Though no official announcements have been made, Rep. John Mica, R-Fla., the current chairman of the House Government Reform and Oversight Subcommittee on the Civil Service, will probably take a new assignment, said Ned Lynch, a subcommittee staffer.

Mica is eyeing the chairman's seat of the House Government Reform and Oversight Subcommittee on Human Resources, which oversees federal agencies that manage human services programs. A staffer on the human resources panel declined to comment.

Mica's vice chairman on the civil service panel in the current Congress, Rep. Michael Pappas, R-N.J., lost his re-election bid.

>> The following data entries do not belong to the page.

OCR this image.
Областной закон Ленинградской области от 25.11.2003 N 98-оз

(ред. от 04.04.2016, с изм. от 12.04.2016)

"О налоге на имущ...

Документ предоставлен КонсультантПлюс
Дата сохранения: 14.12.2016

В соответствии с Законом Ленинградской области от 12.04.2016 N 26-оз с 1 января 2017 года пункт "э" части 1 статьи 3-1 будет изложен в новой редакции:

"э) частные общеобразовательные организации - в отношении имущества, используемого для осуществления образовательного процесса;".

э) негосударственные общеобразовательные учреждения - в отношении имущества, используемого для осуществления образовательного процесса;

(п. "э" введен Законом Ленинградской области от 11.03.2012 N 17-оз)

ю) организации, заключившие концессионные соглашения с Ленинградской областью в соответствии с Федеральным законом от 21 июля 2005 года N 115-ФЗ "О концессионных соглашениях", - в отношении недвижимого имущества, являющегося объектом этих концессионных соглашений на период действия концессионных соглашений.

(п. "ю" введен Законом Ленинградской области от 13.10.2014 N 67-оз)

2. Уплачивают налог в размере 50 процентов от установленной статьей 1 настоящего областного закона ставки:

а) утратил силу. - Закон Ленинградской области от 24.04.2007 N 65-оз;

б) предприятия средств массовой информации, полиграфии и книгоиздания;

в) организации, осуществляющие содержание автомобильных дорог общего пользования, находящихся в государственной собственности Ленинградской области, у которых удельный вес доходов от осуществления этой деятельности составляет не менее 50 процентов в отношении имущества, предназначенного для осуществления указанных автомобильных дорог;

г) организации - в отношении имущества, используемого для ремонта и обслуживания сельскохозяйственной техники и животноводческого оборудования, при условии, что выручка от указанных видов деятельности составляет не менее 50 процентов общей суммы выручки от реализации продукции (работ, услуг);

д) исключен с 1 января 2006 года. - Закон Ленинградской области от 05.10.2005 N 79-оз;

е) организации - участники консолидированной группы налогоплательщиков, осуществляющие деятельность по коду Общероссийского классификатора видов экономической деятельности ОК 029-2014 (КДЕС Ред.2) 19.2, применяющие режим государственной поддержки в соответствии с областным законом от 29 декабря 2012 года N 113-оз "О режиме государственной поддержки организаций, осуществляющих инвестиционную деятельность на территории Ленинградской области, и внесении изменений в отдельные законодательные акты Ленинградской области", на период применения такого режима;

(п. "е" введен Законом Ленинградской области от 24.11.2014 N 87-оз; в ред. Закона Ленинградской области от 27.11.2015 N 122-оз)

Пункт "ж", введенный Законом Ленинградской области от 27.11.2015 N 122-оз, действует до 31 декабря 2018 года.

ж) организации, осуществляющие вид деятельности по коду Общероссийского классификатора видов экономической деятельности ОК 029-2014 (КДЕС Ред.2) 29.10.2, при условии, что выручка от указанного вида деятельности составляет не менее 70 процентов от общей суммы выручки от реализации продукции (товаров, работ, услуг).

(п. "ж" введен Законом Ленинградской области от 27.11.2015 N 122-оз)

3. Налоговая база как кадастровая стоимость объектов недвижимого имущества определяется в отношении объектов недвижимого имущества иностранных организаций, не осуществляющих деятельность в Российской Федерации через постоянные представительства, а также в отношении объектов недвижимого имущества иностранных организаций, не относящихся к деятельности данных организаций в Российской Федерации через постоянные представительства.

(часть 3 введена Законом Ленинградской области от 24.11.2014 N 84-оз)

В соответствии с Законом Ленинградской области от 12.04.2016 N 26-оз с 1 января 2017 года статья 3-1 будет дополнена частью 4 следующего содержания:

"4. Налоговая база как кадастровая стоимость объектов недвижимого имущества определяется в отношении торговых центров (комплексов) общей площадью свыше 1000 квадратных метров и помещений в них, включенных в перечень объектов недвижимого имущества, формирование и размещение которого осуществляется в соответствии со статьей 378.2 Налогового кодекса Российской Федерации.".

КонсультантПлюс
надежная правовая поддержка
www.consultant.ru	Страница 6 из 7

Brad Thaler, legislative representative for the Federal Managers Association, said rumors were circulating that the civil service panel would go to Rep. Mark Souder, R-Ind. Souder is a budget hawk who two years ago pushed for 1.9 percent across-the-board cut in agency appropriations. He also was one of only two Republicans to vote against the balanced budget amendment, because it did not require a supermajority to raise taxes. Souder is currently vice chairman of the Government Reform and Oversight Subcommittee on National Security, International Affairs and Criminal Justice.

Rep. Connie Morella, R-Md., the most senior member of the civil service subcommittee, is now chairman of the House Science Subcommittee on Technology. Morella, whose suburban Maryland congressional district is home to many federal employees, may be too federal-friendly for the tastes of Government Reform and Oversight Committee Chairman Dan Burton, R-Ind.

Morella, for example, has sponsored a bill that would allow federal employees to contribute more money each year to their Thrift Savings Plan accounts, a move that some budget hawks say would cost too much money. The bill failed to make it to the House floor in the last Congress.

Sources following the subcommittee action don't expect Morella to be the next civil service panel head.